Our work ensures the physical security of classrooms, labs, and facilities for students, faculty, and staff. Over the past decade, we’ve led major safety upgrades, an example is the Classroom Security Upgrade Project—despite limited resources and outdated infrastructure.
We submitted our SRA: University Services Template in 2023 to highlight our essential function and to request urgent investment in access modernization. Instead, what we’ve seen is fragmentation of services, forced relocation, staffing attrition, and now—troubling policy changes.
We formally object to the draft revision of EWU Policy 204-03. Operational changes referenced in the draft are already being implemented without meaningful consultation, even as a formal grievance remains unresolved. Assigning access management duties to an administrative unit with no security expertise—compromises campus safety and violates both historical practice and our technical scope of work.
We urge this Board to:
1. Suspend implementation of the draft policy until due process is followed.
2. Retain essential existing language from the current policy that preserves Facilities Maintenance and Access Control’s oversight roles.
3. Reject the dismantling of core safety operations.
4. Ensure that future changes are made transparently and collaboratively.
Access control is not clerical—it is a critical safety function. We are not opposed to transformation, but this transformation must be collaborative and transparent while maintaining continuity and accountability.
We remain committed to EWU’s mission and ask for your partnership in protecting both campus security and institutional integrity.
Thank you,
EWU Access Control
I worked for Western Washington University (WWU) for 16 years.

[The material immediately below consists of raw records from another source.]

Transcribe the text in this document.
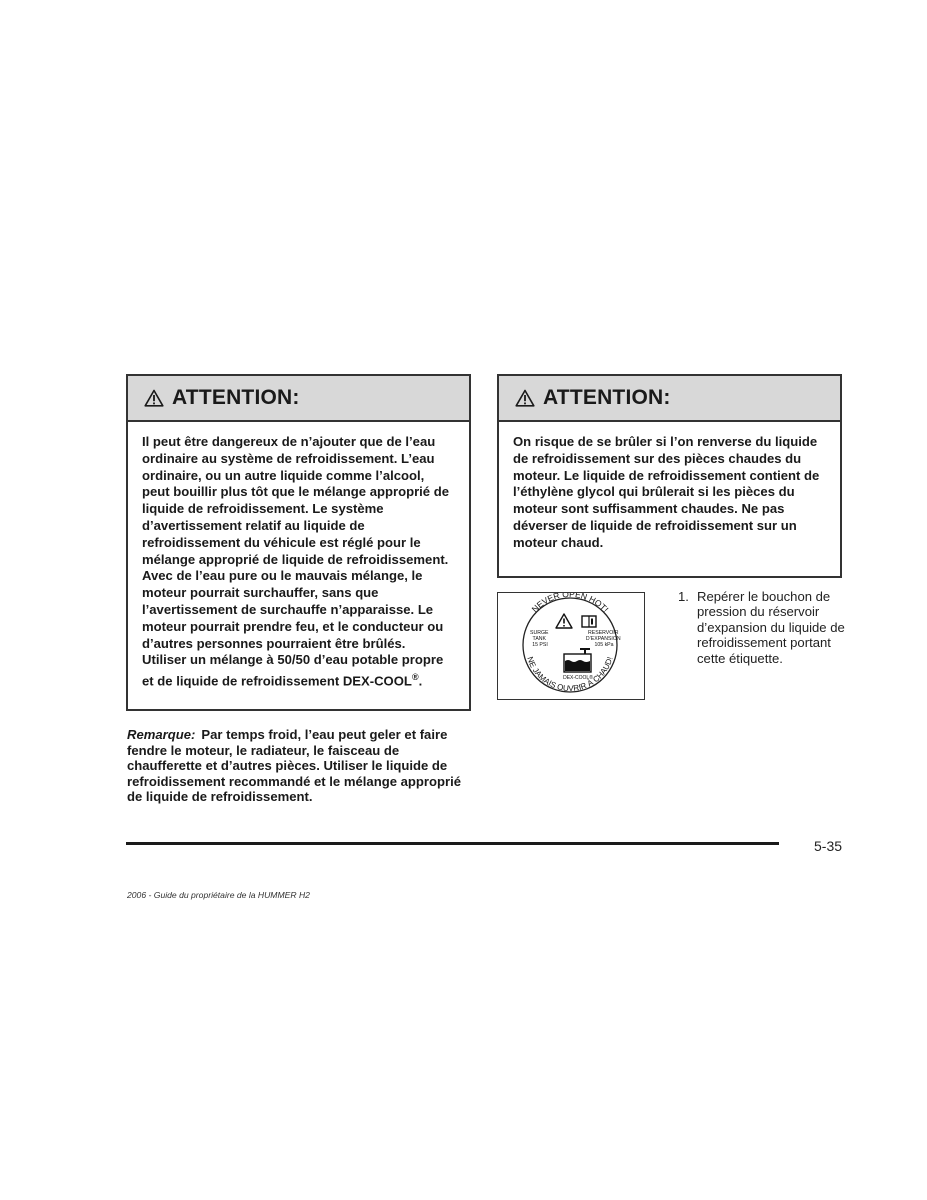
ATTENTION:

Il peut être dangereux de n’ajouter que de l’eau ordinaire au système de refroidissement. L’eau ordinaire, ou un autre liquide comme l’alcool, peut bouillir plus tôt que le mélange approprié de liquide de refroidissement. Le système d’avertissement relatif au liquide de refroidissement du véhicule est réglé pour le mélange approprié de liquide de refroidissement. Avec de l’eau pure ou le mauvais mélange, le moteur pourrait surchauffer, sans que l’avertissement de surchauffe n’apparaisse. Le moteur pourrait prendre feu, et le conducteur ou d’autres personnes pourraient être brûlés. Utiliser un mélange à 50/50 d’eau potable propre et de liquide de refroidissement DEX-COOL®.

ATTENTION:

On risque de se brûler si l’on renverse du liquide de refroidissement sur des pièces chaudes du moteur. Le liquide de refroidissement contient de l’éthylène glycol qui brûlerait si les pièces du moteur sont suffisamment chaudes. Ne pas déverser de liquide de refroidissement sur un moteur chaud.

Remarque: Par temps froid, l’eau peut geler et faire fendre le moteur, le radiateur, le faisceau de chaufferette et d’autres pièces. Utiliser le liquide de refroidissement recommandé et le mélange approprié de liquide de refroidissement.
NEVER OPEN HOT!
NE JAMAIS OUVRIR À CHAUD!
SURGE TANK 15 PSI
RESERVOIR D’EXPANSION 105 kPa
DEX-COOL®
1. Repérer le bouchon de pression du réservoir d’expansion du liquide de refroidissement portant cette étiquette.
5-35
2006 - Guide du propriétaire de la HUMMER H2
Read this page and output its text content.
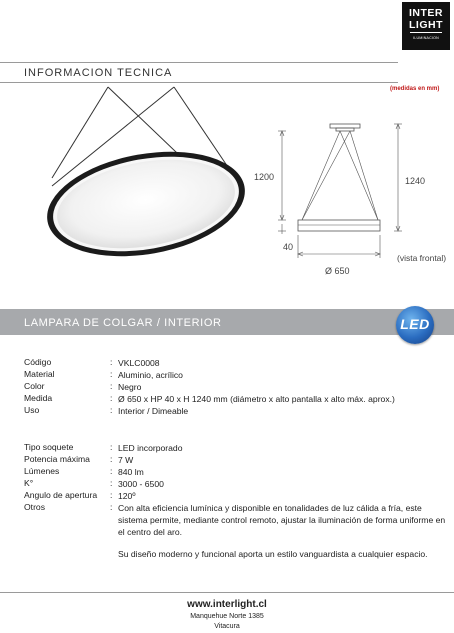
INTER
LIGHT
ILUMINACION
INFORMACION TECNICA
(medidas en mm)
1200	1240
40
Ø 650
(vista frontal)
LAMPARA DE COLGAR / INTERIOR	LED
Código	: VKLC0008
Material	: Aluminio, acrílico
Color	: Negro
Medida	: Ø 650 x HP 40 x H 1240 mm (diámetro x alto pantalla x alto máx. aprox.)
Uso	: Interior / Dimeable
Tipo soquete	: LED incorporado
Potencia máxima : 7 W
Lúmenes	: 840 lm
K°	: 3000 - 6500
Angulo de apertura : 120º
Otros	: Con alta eficiencia lumínica y disponible en tonalidades de luz cálida a fría, este sistema permite, mediante control remoto, ajustar la iluminación de forma uniforme en el centro del aro.
Su diseño moderno y funcional aporta un estilo vanguardista a cualquier espacio.
www.interlight.cl
Manquehue Norte 1385
Vitacura
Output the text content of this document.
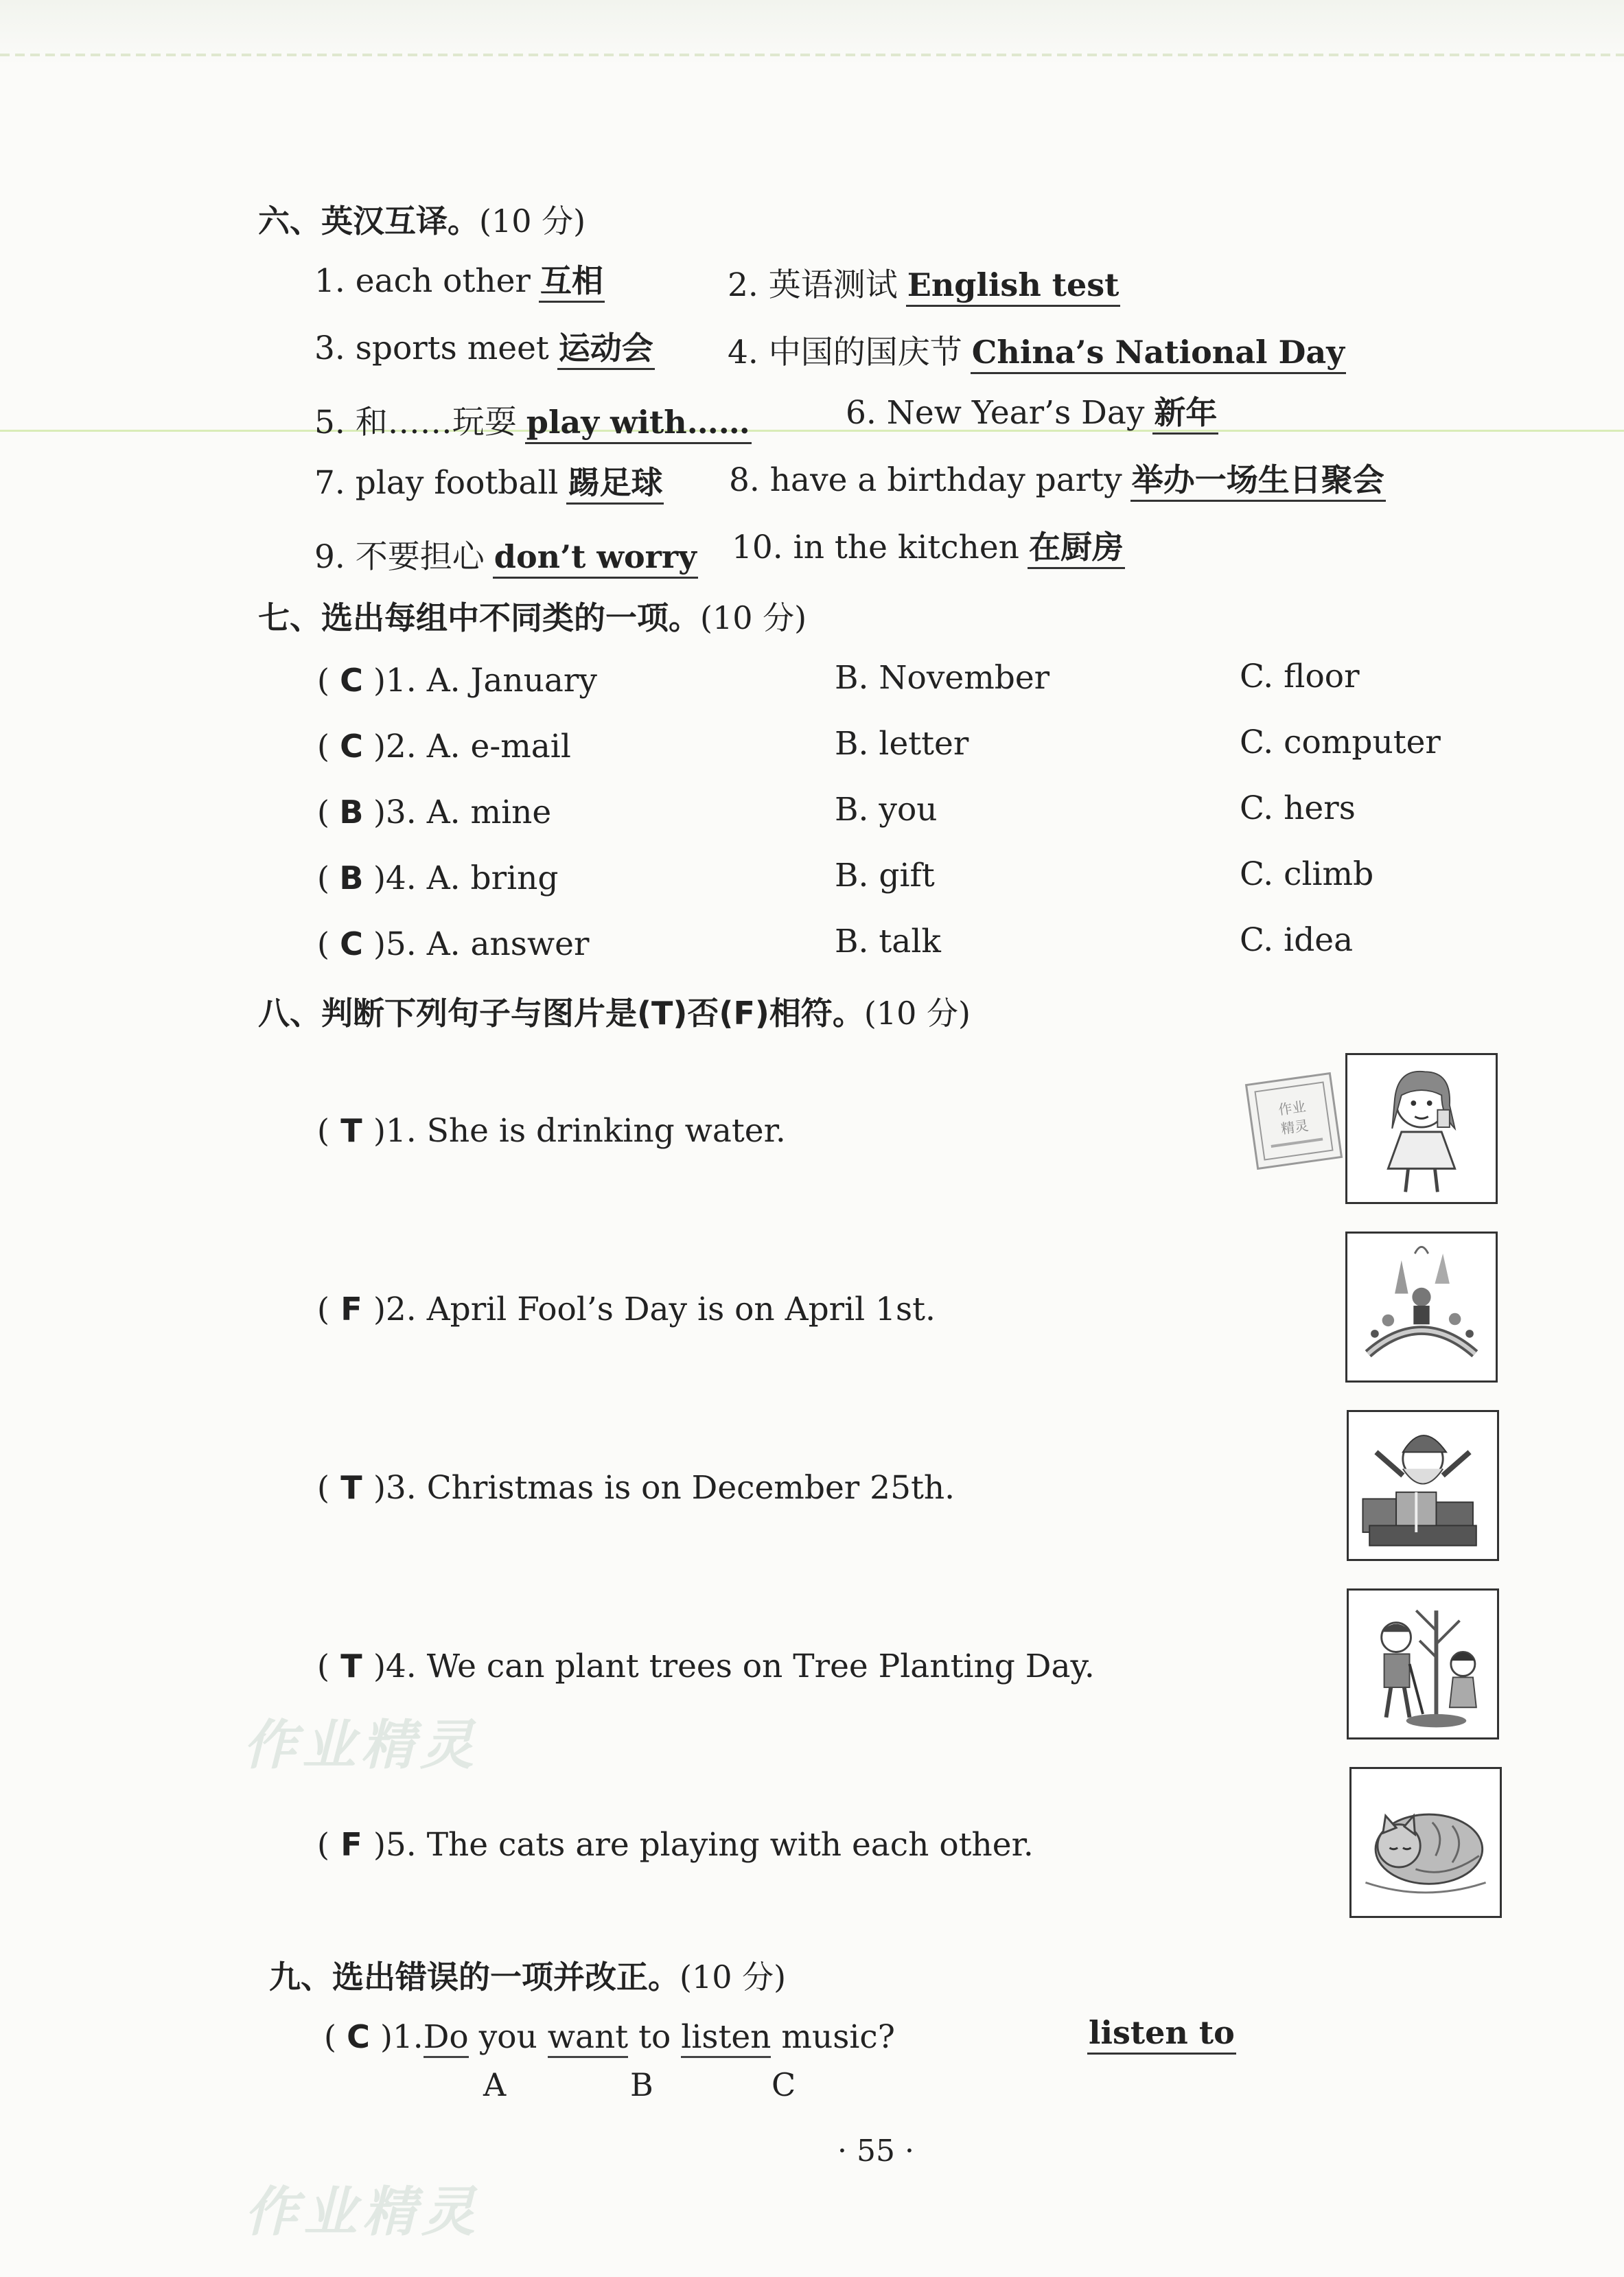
六、英汉互译。(10 分)
1. each other 互相	2. 英语测试 English test
3. sports meet 运动会 4. 中国的国庆节 China’s National Day
5. 和……玩耍 play with……	6. New Year’s Day 新年
7. play football 踢足球 8. have a birthday party 举办一场生日聚会
9. 不要担心 don’t worry 10. in the kitchen 在厨房
七、选出每组中不同类的一项。(10 分)
( C )1. A. January	B. November	C. floor
( C )2. A. e-mail	B. letter	C. computer
( B )3. A. mine	B. you	C. hers
( B )4. A. bring	B. gift	C. climb
( C )5. A. answer	B. talk	C. idea
八、判断下列句子与图片是(T)否(F)相符。(10 分)
( T )1. She is drinking water.
( F )2. April Fool’s Day is on April 1st.
( T )3. Christmas is on December 25th.
( T )4. We can plant trees on Tree Planting Day.
( F )5. The cats are playing with each other.
作业
精灵
九、选出错误的一项并改正。(10 分)
( C )1.Do you want to listen music?	listen to
A	B	C
作业精灵
作业精灵
· 55 ·
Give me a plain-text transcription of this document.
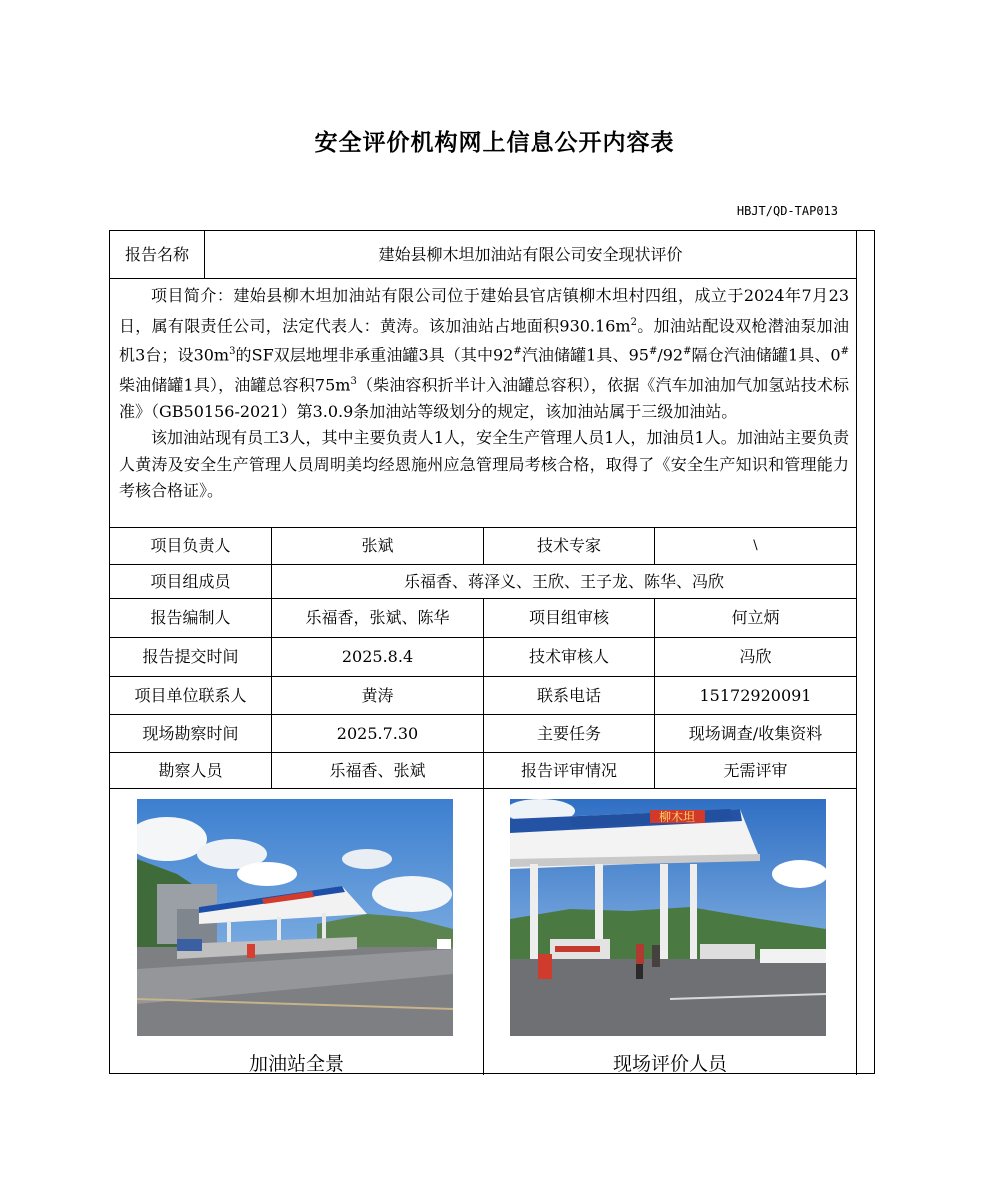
安全评价机构网上信息公开内容表
HBJT/QD-TAP013
报告名称	建始县柳木坦加油站有限公司安全现状评价

项目简介：建始县柳木坦加油站有限公司位于建始县官店镇柳木坦村四组，成立于2024年7月23日，属有限责任公司，法定代表人：黄涛。该加油站占地面积$930.16m^2$。加油站配设双枪潜油泵加油机3台；设$30m^3$的SF双层地埋非承重油罐3具（其中92#汽油储罐1具、95#/92#隔仓汽油储罐1具、0#柴油储罐1具），油罐总容积$75m^3$（柴油容积折半计入油罐总容积），依据《汽车加油加气加氢站技术标准》（GB50156-2021）第3.0.9条加油站等级划分的规定，该加油站属于三级加油站。

该加油站现有员工3人，其中主要负责人1人，安全生产管理人员1人，加油员1人。加油站主要负责人黄涛及安全生产管理人员周明美均经恩施州应急管理局考核合格，取得了《安全生产知识和管理能力考核合格证》。

项目负责人	张斌	技术专家	\
项目组成员	乐福香、蒋泽义、王欣、王子龙、陈华、冯欣
报告编制人	乐福香，张斌、陈华	项目组审核	何立炳
报告提交时间	2025.8.4	技术审核人	冯欣
项目单位联系人	黄涛	联系电话	15172920091
现场勘察时间	2025.7.30	主要任务	现场调查/收集资料
勘察人员	乐福香、张斌	报告评审情况	无需评审
柳木坦
加油站全景	现场评价人员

Three years ago, I was thrilled to come here after learning about the investment to transform Access Control into something I wanted to be a part of. A new Electronic Access Control system, a new key system, a new key tracking system, and new key database management software were going to be implemented. But due to the Strategic Resource Allocation (SRA) and the decision to ‘transform’ (which is really just a divestment) in Access Control, I have grown to regret my decision to relocate my family here, since it appears that EWU is following a similar path to the problematic experiences I witnessed at WWU.
As a way to try and verbalize my frustration over the change to processes that were implemented and this policy proposal, I have been talking to Gemini AI. I would encourage everyone to log into Gemini AI if you are an EWU employee and ask it to compare the old policy to the new proposed policy. To guide Gemini AI towards a comprehensive security assessment, it’s beneficial to include the following details: that the Access Control department and Eagle Services are two separate departments; that these processes have been implemented before policy has been approved; and that no signatures are required, with only an ID check to receive access or pick up a key.
I received this summary: ‘Knowing that the processes are already implemented transforms my assessment from a critique of a proposed policy to a condemnation of current management practices. It indicates a governance failure where policies are being drafted to catch up to, and legitimize, actions already taken, rather than guiding them. This is a far more serious situation for the university’s overall integrity, operational stability, and security posture. It suggests a leadership that is willing to bypass established protocols, potentially putting the university at significant risk.’
This assessment underscores the critical need for a thorough review and transparent discussion regarding these implemented changes before any policy is formally adopted. We must ensure that policies guide our actions, not merely retroactively legitimize them.